In the near term, the U.S. dollar is likely to remain stable due to safe haven demand and U.S. economic outperformance. The U.S. economy has continued to recover, even with high COVID-19 case numbers, as the risk of widespread lockdowns likely remains low. However, increased localized restrictions remain likely. Hospitalizations are at a record high but are geographically dispersed, which should help reduce the chances of blanket restrictions. Given this, markets continue to track virus developments. Should U.S. numbers continue to worsen, expect non–U.S. dollar reserve currencies to be better supported.
Over the medium term, scope remains for risk-sensitive currencies to rally under a more constructive global backdrop. In the developed markets, the British pound remains of interest. While a skinny Brexit deal remains the base case, Thursday’s videoconference of EU leaders remains important, as any deal needs to pass a full plenary vote in the EU parliament. This makes Dec. 16, the last scheduled plenary of the EU parliament, another important date. For the U.K., the country would likely require three weeks to ratify any deal. In the same vein of an improving global backdrop, expect high-yielding emerging market currencies to continue to outperform.

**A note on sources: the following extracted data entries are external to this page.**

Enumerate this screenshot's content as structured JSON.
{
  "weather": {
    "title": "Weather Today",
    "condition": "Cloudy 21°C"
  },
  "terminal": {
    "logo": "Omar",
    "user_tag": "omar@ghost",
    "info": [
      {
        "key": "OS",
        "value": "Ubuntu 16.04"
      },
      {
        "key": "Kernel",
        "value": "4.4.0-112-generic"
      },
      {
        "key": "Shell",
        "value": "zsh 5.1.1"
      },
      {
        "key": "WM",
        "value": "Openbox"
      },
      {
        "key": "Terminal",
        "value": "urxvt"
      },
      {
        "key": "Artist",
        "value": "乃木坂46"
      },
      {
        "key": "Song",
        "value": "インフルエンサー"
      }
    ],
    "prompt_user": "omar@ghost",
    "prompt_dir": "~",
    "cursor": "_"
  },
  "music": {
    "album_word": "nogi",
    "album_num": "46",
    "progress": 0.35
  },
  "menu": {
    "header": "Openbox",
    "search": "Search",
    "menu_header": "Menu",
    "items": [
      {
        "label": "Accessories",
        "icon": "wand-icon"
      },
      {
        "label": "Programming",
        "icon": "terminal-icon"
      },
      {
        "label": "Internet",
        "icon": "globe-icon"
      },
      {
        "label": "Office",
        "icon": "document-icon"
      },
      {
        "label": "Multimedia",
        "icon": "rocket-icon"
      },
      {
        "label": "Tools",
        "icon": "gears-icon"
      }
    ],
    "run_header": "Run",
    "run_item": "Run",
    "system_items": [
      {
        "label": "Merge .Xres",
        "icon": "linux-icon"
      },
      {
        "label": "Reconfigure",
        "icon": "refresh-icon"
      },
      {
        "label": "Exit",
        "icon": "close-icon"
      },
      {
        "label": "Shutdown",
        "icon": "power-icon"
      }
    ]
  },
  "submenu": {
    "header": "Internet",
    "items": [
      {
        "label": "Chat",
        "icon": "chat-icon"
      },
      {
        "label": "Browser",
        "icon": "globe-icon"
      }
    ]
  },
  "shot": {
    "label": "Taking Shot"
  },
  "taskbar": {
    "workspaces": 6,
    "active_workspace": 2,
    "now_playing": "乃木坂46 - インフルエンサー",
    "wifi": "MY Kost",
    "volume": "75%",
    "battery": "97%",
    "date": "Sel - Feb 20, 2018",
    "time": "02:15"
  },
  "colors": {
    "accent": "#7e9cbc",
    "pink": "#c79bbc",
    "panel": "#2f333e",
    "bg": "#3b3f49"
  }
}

HERE ARE THE KEY NEWS STORIES FROM OVERNIGHT:
Former Fed Chair Janet Yellen appears to be a serious contender to be President-Elect Joe Biden’s Treasury Secretary. The nomination of a highly qualified candidate such as Yellen or Lael Brainard should be a market positive, albeit not a major market-moving event.
The complicated U.K. political landscape has grown more complicated, with several members of Parliament and Prime Minister Boris Johnson in isolation due to a COVID-19 outbreak. This likely means a delay in Prime Minister Johnson’s planned overhaul due to recent cabinet resignations.

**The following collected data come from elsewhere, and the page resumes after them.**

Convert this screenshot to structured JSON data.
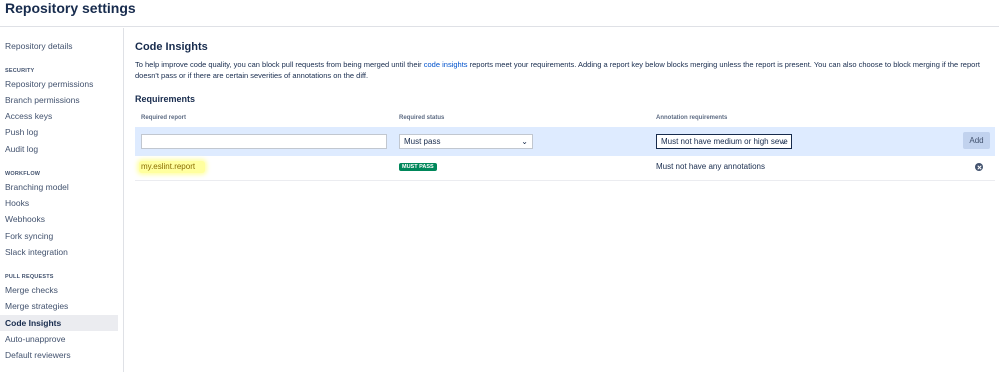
{
  "header": {
    "title": "Repository settings"
  },
  "sidebar": {
    "top_item": "Repository details",
    "groups": [
      {
        "label": "SECURITY",
        "items": [
          "Repository permissions",
          "Branch permissions",
          "Access keys",
          "Push log",
          "Audit log"
        ]
      },
      {
        "label": "WORKFLOW",
        "items": [
          "Branching model",
          "Hooks",
          "Webhooks",
          "Fork syncing",
          "Slack integration"
        ]
      },
      {
        "label": "PULL REQUESTS",
        "items": [
          "Merge checks",
          "Merge strategies",
          "Code Insights",
          "Auto-unapprove",
          "Default reviewers"
        ]
      }
    ],
    "active_item": "Code Insights"
  },
  "main": {
    "title": "Code Insights",
    "description_before": "To help improve code quality, you can block pull requests from being merged until their ",
    "description_link": "code insights",
    "description_after": " reports meet your requirements. Adding a report key below blocks merging unless the report is present. You can also choose to block merging if the report doesn't pass or if there are certain severities of annotations on the diff.",
    "requirements_title": "Requirements",
    "columns": {
      "report": "Required report",
      "status": "Required status",
      "annotation": "Annotation requirements"
    },
    "add_row": {
      "report_value": "",
      "status_value": "Must pass",
      "annotation_value": "Must not have medium or high seve",
      "add_label": "Add"
    },
    "rows": [
      {
        "report": "my.eslint.report",
        "status": "MUST PASS",
        "annotation": "Must not have any annotations"
      }
    ]
  },
  "colors": {
    "accent": "#0052cc",
    "badge_green": "#00875a",
    "row_highlight": "#deebff",
    "marker": "#ffff9e"
  },
  "icons": {
    "remove": "close-circle-icon",
    "dropdown": "chevron-down-icon"
  }
}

Fifteen Asian countries have signed the Regional Comprehensive Economic Partnership (RCEP) after decades of negotiations. This deal, which initially included the U.S., will include China, Japan and Korea as well as Association of Southeast Asian Nations countries and the Antipodeans. Notably, India is not a part of the trade deal. Even without the U.S. and India, the RCEP will be the world’s largest trade deal and will reduce tariffs, strengthen supply and strengthen supply chains. According to estimates, the RCEP pact should add $200 billion to global GDP.

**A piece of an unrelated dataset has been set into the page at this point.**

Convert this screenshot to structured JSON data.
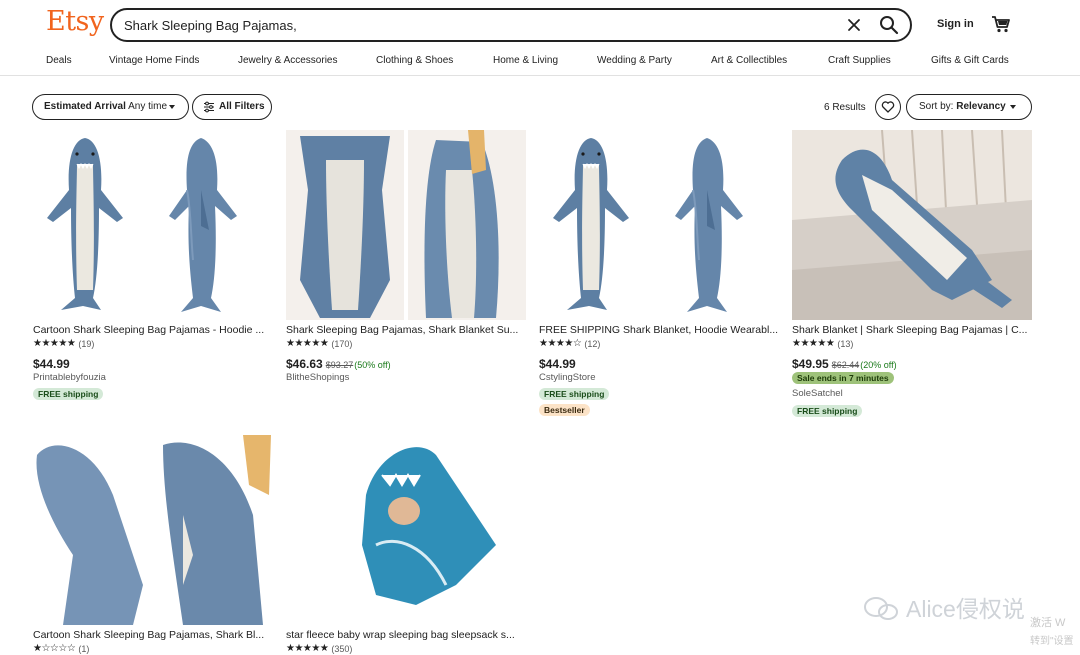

Japan and China reported positive economic data. In Japan, third-quarter GDP increased 21.4% on a seasonally adjusted basis against estimates for an 18.9% increase. While a positive, Japan has only recovered roughly half of its lost output from the pandemic, as its recovery lags other developed economies. In China, industrial production rose 6.9% year over year, beating estimates for a 6.7% increase. Demand from the Chinese private sector stood out and continues the broader trend of moving the Chinese economy away from exports and toward domestic consumption. Conversely, Chinese retail sales increased 4.3% year over year. While this latest print missed estimates, it still represented an increase over September’s number.
News reports indicate that President Trump plans several new moves against China this week. These actions could include measures to protect U.S. tech from China’s military and increased sanctions against Chinese officials.
Political turmoil in Peru deepened, as interim leader Manuel Merion resigned just six days following protests stemming from the impeachment of Merion’s predecessor. Lawmakers have rejected a bid from Rocio Silva to form a new government, leaving Peru without a head of state. Francisco Sagasti is scheduled to be considered today.